Mirar - Mare

Chronique mp3 (29:49)

chronique Mirar - Mare

Mon algo Spotify galère de plus en plus à me surprendre, surtout avec quelque chose comme 3627 tracks dans mes titres likés. De quoi finir par douter de la fiabilité proverbiale que je lui loue depuis le début de mon abonnement… Jusqu’à ce qu’un nouvel éclair de génie, le genre à ne lui prendre que tous les dix mois, ne traverse ses petites données pour me rassurer, à l’instar de la « Madeleine » ayant récemment titillé la glande mnésique de mes esgourdes.

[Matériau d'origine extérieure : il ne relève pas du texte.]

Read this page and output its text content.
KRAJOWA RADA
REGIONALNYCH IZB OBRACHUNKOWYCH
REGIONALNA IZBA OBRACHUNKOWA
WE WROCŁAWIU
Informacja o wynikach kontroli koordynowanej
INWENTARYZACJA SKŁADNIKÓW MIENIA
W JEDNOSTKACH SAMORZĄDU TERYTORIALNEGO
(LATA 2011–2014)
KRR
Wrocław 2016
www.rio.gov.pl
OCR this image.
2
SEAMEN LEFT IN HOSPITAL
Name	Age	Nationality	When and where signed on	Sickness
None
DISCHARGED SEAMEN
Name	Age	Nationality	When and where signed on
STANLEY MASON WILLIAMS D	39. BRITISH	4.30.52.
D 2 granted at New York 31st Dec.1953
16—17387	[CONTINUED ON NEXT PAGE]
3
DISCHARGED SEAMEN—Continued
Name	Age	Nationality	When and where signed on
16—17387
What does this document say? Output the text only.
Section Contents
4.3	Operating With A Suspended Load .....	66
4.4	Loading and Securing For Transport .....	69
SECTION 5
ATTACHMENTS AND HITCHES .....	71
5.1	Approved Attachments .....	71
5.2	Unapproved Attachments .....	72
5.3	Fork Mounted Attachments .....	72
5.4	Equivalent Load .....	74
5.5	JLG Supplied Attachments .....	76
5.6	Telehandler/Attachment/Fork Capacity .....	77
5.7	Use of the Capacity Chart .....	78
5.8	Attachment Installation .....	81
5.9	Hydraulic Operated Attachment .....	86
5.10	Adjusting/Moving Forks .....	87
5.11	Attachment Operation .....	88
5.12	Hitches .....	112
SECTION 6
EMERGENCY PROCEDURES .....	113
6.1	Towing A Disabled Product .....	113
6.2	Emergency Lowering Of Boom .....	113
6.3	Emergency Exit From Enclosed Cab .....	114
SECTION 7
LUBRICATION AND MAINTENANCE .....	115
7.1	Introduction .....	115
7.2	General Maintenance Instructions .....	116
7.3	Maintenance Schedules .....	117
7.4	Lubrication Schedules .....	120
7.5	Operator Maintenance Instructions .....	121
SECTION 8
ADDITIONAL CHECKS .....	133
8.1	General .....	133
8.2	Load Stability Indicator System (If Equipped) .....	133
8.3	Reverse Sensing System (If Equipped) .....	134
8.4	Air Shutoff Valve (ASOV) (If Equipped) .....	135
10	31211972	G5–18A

Une bonne occasion de partager une découverte à tous les niveaux, Mirar s’étant formé il n'y a pas plus de deux ans et n'ayant pour l'instant qu'enchaîné single sur single.

 

Rien que le sous-genre que j’ai accolé à Mare ne doit rien au fruit du hasard ; comprenez bien la difficulté que peut représenter la tâche de synthétiser en une formule claire le brouillon de mon paragraphe réservé aux sous-genres, dont le copié-collé donne à peu de choses près « HxCx mathcore  // prog baroquecore – expé/noisyyy – deaht/doom djrrnt ???? » ; n'est pas Cglaume qui veut… D'autant que les premières notes de « Rachma » ne donnent pourtant pas forcément le ton à ce niveau-là et, aussi soignées soient-elles, ne confineraient qu’au croisement entre Meshuggah et Betraying the Martyr – une bonne chose malgré tout, n'allez pas sortir ce commentaire de son contexte ! L’entrée en matière à base de piano de comptine enchaîné sur une succession indolente de riffs ultra saturo-syncopés plonge en effet dans une atmosphère de djent assez exotique dans ses modulations.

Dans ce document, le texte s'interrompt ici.